On our drive across Ontario and western New York, I listened again as my mother recited the saga of my grandmother, both hands on the wheel, cigarette in her mouth: the Saga of the Displaced Gael. Orphaned at twelve, Grandma worked a life-devouring job in the textile mills but managed a happy marriage to a fellow she met on the Narrows (Grandpa) between North and South Watuppa Ponds, where young people gathered. They were to enjoy fertile parenthood, modest gentility, economic sufficiency, and religious security only a block from their parish church; she did, however, occasionally cross the Quequechan River to attend Mass with French Canadian girlfriends she’d met in the spinning room at the Pocasset mill. My grandfather supplied special groceries to the side-wheelers of the Fall River Line, including
the Commonwealth, the Pilgrim, and the fabulous Princess. His was a tiny business based on special arrangements with a fruit boat that brought bananas from Central America. My grandfather told me of the deadly spiders that sometimes arrived with this cargo, hinted at Spanish treasure from Honduras (probably the origin of my previously mentioned interest in “jewels”), and described the three great steering wheels in the pilothouse of the Princess and the chandeliers in its engine room. Even my grandparents’ Yankee neighbors, who ranged from mill owners and bankers to broken-down fellows who delivered firewood by horse and wagon, accorded grudging admiration to this honest couple, especially as immigrants, got smaller and browner by the day.

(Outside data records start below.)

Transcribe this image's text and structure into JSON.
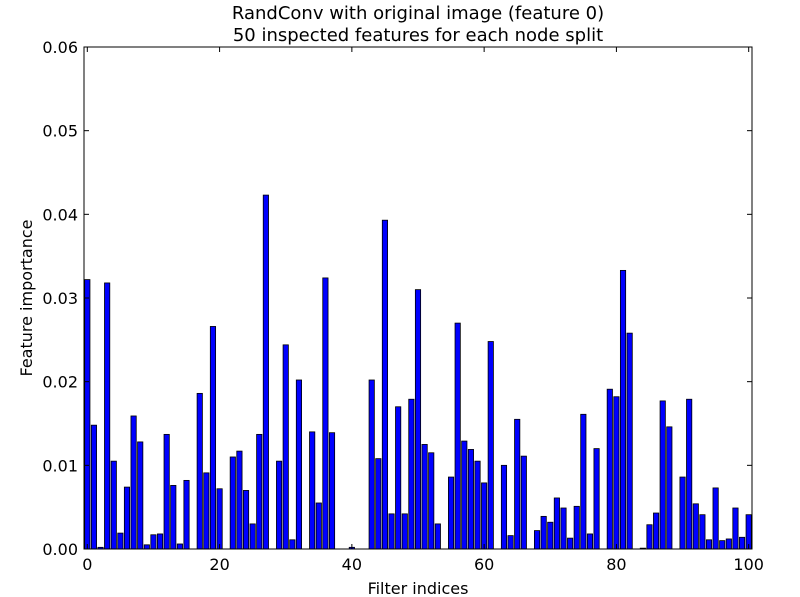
{
  "chart_data": {
    "type": "bar",
    "title": [
      "RandConv with original image (feature 0)",
      "50 inspected features for each node split"
    ],
    "xlabel": "Filter indices",
    "ylabel": "Feature importance",
    "xlim": [
      -0.5,
      100.5
    ],
    "ylim": [
      0,
      0.06
    ],
    "xticks": [
      0,
      20,
      40,
      60,
      80,
      100
    ],
    "yticks": [
      0.0,
      0.01,
      0.02,
      0.03,
      0.04,
      0.05,
      0.06
    ],
    "ytick_labels": [
      "0.00",
      "0.01",
      "0.02",
      "0.03",
      "0.04",
      "0.05",
      "0.06"
    ],
    "grid": false,
    "bar_color": "#0000ff",
    "bar_edge_color": "#000000",
    "x": [
      0,
      1,
      2,
      3,
      4,
      5,
      6,
      7,
      8,
      9,
      10,
      11,
      12,
      13,
      14,
      15,
      16,
      17,
      18,
      19,
      20,
      21,
      22,
      23,
      24,
      25,
      26,
      27,
      28,
      29,
      30,
      31,
      32,
      33,
      34,
      35,
      36,
      37,
      38,
      39,
      40,
      41,
      42,
      43,
      44,
      45,
      46,
      47,
      48,
      49,
      50,
      51,
      52,
      53,
      54,
      55,
      56,
      57,
      58,
      59,
      60,
      61,
      62,
      63,
      64,
      65,
      66,
      67,
      68,
      69,
      70,
      71,
      72,
      73,
      74,
      75,
      76,
      77,
      78,
      79,
      80,
      81,
      82,
      83,
      84,
      85,
      86,
      87,
      88,
      89,
      90,
      91,
      92,
      93,
      94,
      95,
      96,
      97,
      98,
      99,
      100
    ],
    "values": [
      0.0322,
      0.0148,
      0.0002,
      0.0318,
      0.0105,
      0.0019,
      0.0074,
      0.0159,
      0.0128,
      0.0005,
      0.0017,
      0.0018,
      0.0137,
      0.0076,
      0.0006,
      0.0082,
      0.0,
      0.0186,
      0.0091,
      0.0266,
      0.0072,
      0.0,
      0.011,
      0.0117,
      0.007,
      0.003,
      0.0137,
      0.0423,
      0.0,
      0.0105,
      0.0244,
      0.0011,
      0.0202,
      0.0,
      0.014,
      0.0055,
      0.0324,
      0.0139,
      0.0,
      0.0,
      0.0002,
      0.0,
      0.0,
      0.0202,
      0.0108,
      0.0393,
      0.0042,
      0.017,
      0.0042,
      0.0179,
      0.031,
      0.0125,
      0.0115,
      0.003,
      0.0,
      0.0086,
      0.027,
      0.0129,
      0.0119,
      0.0105,
      0.0079,
      0.0248,
      0.0,
      0.01,
      0.0016,
      0.0155,
      0.0111,
      0.0,
      0.0022,
      0.0039,
      0.0032,
      0.0061,
      0.0049,
      0.0013,
      0.0051,
      0.0161,
      0.0018,
      0.012,
      0.0,
      0.0191,
      0.0182,
      0.0333,
      0.0258,
      0.0,
      0.0001,
      0.0029,
      0.0043,
      0.0177,
      0.0146,
      0.0,
      0.0086,
      0.0179,
      0.0054,
      0.0041,
      0.0011,
      0.0073,
      0.001,
      0.0012,
      0.0049,
      0.0014,
      0.0041
    ]
  }
}
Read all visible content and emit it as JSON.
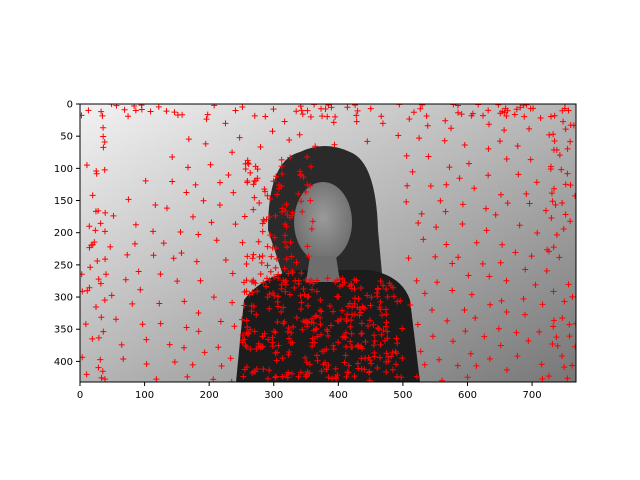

If my mother was too caught up in her story, she allowed me to drive on my learner’s permit while she kept smoking or chewed her thumbnail.
The children grew up and took their respective places: teacher, policeman, physician, waitress, and finally occasional insurance salesman Paul, who came home from the war having lost his best friend to a German booby trap, a boy from President Avenue with whom he’d enlisted. Paul emphasized that the device was a Leica camera, which seemed to undercut the disparaging term for the thing that had killed his friend. After that Paul began to decline, and the gossip was that he wouldn’t have taken the loss of his friend so badly if the pair of them hadn’t been queer. But he was smart and resourceful and he managed to go on, usually by selling a policy to one of his drinking buddies. He was tall and well dressed, his auburn hair combed back straight from a high forehead in an elegant look that spoke of success. By evening, the look would change to something wild and slipping.